[The Audacity of Despair]

On the spar-deck things had gone better. Though De Chamillard and his marines had been driven from the poop by the fire of the English, the men in the tops had more than evened that reverse. As the two ships lay side by side, the interlocking yards made a convenient bridge from one to the other, over which a bold man might pass. It happened that some of the choicest spirits on the Richard were stationed in the maintop. Fanning, who had been busily engaged with small arms, saw his opportunity. As the little parties in the two tops exchanged volleys, the midshipman threw his men on the yard; and as the smoke cleared away, the astonished British saw the Americans rushing toward them.

The first and second men were shot down and fell to the deck of the Serapis; the third, a gigantic man, by a desperate leap gained a foothold in the top. Before he was cut down, Fanning and another had joined him over the futtock shrouds; two men took the defenders in the rear by way of the lubber's hole; the rest came swarming. The force of their rush carried everything before it. The English, unable to stand the irresistible onset, were shot down or thrown out of the top. No quarter was asked or given. The Americans, having effected this lodgement in the maintop of the Serapis, now turned their fire upon the fore and mizzen tops, and enabled boarding parties from their own ship to gain possession of all the upper works of the enemy.

It was at this moment that the gunner and the carpenter reached the deck, crying that the ship was sinking and proffering surrender. The gunner ran aft shrieking, "Quarter! Quarter!" intending to lower the flag. Jones, who had been superintending the working of the quarter-deck guns, which were without an officer since Mease, who had been fighting heroically, had been severely wounded, of course heard the noise, and turning about saw the gunner running for the flag. Fortunately the flag had been shot away; and as the gunner was seeking it, fumbling over the halliards in the darkness, Pearson, hearing the cries, called out again,--

"Do you ask for quarter?"

Jones had taken two long leaps across the deck to the side of the gunner. Seizing his discharged pistol, he brought the butt of it heavily down upon the forehead of the man, cracking his skull and silencing him forever.
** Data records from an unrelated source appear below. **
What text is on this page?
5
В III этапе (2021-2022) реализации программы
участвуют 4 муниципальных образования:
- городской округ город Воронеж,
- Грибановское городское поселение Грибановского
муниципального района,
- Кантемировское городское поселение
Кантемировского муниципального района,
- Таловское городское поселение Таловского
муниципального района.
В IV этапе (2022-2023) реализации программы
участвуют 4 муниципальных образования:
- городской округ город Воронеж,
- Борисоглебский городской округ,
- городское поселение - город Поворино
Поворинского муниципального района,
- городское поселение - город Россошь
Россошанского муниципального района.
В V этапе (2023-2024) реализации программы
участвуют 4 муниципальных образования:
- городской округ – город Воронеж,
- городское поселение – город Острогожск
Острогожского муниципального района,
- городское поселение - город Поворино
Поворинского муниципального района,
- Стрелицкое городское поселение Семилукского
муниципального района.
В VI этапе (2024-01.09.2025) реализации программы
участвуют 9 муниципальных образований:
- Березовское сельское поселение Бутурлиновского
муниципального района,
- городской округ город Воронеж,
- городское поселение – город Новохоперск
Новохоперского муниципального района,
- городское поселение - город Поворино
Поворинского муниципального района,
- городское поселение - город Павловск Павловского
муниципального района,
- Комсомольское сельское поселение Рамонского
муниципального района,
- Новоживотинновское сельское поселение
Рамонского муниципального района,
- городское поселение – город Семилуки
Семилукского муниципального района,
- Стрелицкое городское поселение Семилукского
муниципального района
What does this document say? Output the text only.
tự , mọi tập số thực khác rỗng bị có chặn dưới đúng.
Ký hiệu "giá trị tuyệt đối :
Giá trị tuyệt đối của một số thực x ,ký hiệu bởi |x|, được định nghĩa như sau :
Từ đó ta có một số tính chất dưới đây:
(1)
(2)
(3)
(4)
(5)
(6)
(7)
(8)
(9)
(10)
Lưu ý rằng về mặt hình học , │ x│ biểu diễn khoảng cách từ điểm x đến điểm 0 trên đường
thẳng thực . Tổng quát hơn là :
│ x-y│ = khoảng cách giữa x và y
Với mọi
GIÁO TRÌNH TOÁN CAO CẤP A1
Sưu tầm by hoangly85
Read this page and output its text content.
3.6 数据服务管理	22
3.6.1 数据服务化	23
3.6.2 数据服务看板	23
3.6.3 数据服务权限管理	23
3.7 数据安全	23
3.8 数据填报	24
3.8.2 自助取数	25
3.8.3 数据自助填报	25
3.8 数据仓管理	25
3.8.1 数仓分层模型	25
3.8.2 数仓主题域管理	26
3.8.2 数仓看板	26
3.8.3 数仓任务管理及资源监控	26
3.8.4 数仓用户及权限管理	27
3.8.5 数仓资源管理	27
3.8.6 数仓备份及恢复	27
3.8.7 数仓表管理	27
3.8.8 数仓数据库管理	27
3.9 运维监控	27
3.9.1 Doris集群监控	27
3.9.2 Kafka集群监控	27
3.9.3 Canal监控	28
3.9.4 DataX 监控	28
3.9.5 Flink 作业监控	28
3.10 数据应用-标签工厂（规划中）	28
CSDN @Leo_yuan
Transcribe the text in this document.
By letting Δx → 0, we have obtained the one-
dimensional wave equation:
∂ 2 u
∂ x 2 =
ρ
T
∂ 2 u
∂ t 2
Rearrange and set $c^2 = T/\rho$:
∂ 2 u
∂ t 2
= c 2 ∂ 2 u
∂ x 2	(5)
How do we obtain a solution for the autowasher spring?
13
"Never!" he shouted in reply to the Englishman.

"Then I will give none!" said Pearson,--an entirely superfluous remark, by the way.

It was at this juncture that the "Alliance" was seen coming down again as before. Jones had time but for one glance of apprehension when he heard the noise of the leaping prisoners below. He sprang to the main hatch.

"The prisoners have been released," cried De Weibert, meeting him; the Frenchman had been toiling like a hero on the gun-deck. "The battery is silenced, we have not a single gun to work, the ship is afire! We must yield!" he exclaimed.